TSP ordering, using the original segment spacing (not reordered), "drawn towards" the analysis grid by using a geometrical mean betwen original spacing and analysis grid.
{hhr, 200312}
For the first process, the percussive resonant steps, I am now trying to see what happens if four channels are combined and "synchronised" in pairwise succession either at the beginning or at the end of the phrases.
{hhr, 200309}
Note to self: what happens if we cut in the onset of a segment and use a static (rhythmic) repetition?
{hhr, 200315}
I spent some time debugging a "full" loop for capturing, rendering, playing, so that it works without problems, also on the Pi. The sound is thus still very simple, as I have only implemented on process, and also there is only few parameters which are modulated, so the gestures are quite similar. Still, I think it's a good beginning. (I still have to fix a bug where some analyses produce zero segments which locks up the renderer)
Corresponding Mellite workspace
note: needs Mellite 2.44.0 or higher. See README in the workspace for required sound files from the IEM cloud.
{hhr, 200319}
Perhaps there is not one database (from the microphone), but several, as intermediate processing results feed into different rendering processes. (For example the thresholding goes into the minimum-phase and lin-kernighan process, but also into the Paul stretch process).
{hhr, 200317}
I am adding the second layer now, based on the time stretch algorithm. Since the files in the output pool are getting quite long and contain long pauses (as I want to preserve the original sequence of the thresholding), I want to add segmentation data—obtained from loudness contour—so that during playback the process can interrupt after each segment.
{hhr, 200329}
Integrated the second layer (time stretch resonances) now. Currently not paused during recording. Dynamics is probably still too high; since I measure loudness, I could use that for a slight compression. Binaural image is slightly left-biased for some reason. The Pi is still happy, running the workspace for several hours without errors.
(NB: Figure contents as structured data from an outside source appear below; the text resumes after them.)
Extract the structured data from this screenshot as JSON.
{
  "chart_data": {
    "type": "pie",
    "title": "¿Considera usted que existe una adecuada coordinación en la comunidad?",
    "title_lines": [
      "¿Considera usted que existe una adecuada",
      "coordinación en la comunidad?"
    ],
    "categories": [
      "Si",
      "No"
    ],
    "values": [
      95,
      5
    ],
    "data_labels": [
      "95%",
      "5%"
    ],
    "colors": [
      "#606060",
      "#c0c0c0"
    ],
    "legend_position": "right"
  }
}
Corresponding Mellite workspace
note: needs Mellite 2.45.0 or higher. See README in the workspace for required sound files from the IEM cloud.
{hhr, 200403}
In order to obtain four pools of similar lengths snippets, we would establish minimum and maximum durations, and then the cascaded process would conditionally write the lower frequency levels, and would conditionally prepend "incomplete" snippets with short cross-fades. I have to test if this works with FScape's If-Then construction, which would simplify running the process.
{hhr, 200403}
Cascaded resampling (16, 32, 64, 128). I wonder whether I should use a whitening filter or not? Somehow I like the idea of attenuating the resonances, as it functions as a counter point to the other process. On the other hand, moving the original spatial resonance up is also interesting. Perhaps both could act as variants?
(factor 16 ensures that while speech is still audible as "speeding tape" kind of sound, the speech content is basically gone, even if you'd hypothetically record the space and transpose it down, only the articulation of the speech is left - with 0.9 roll-off and 44.1 kHz sampling rate, the new upper frequency is 1.2 kHz, only the first formant will be preserved)
Plain recording, down-sampled by factor 16 (2 zero crossings, 87% roll, kaiser 4) on the left, and factor 32 on the right channel.
{hhr, 200412}
There are interesting remarks on transparency (and the paradoxy of the impossibility of transparent white) in L. Wittgenstein (1950), Bemerkungen über die Farben (Remarks on Colour).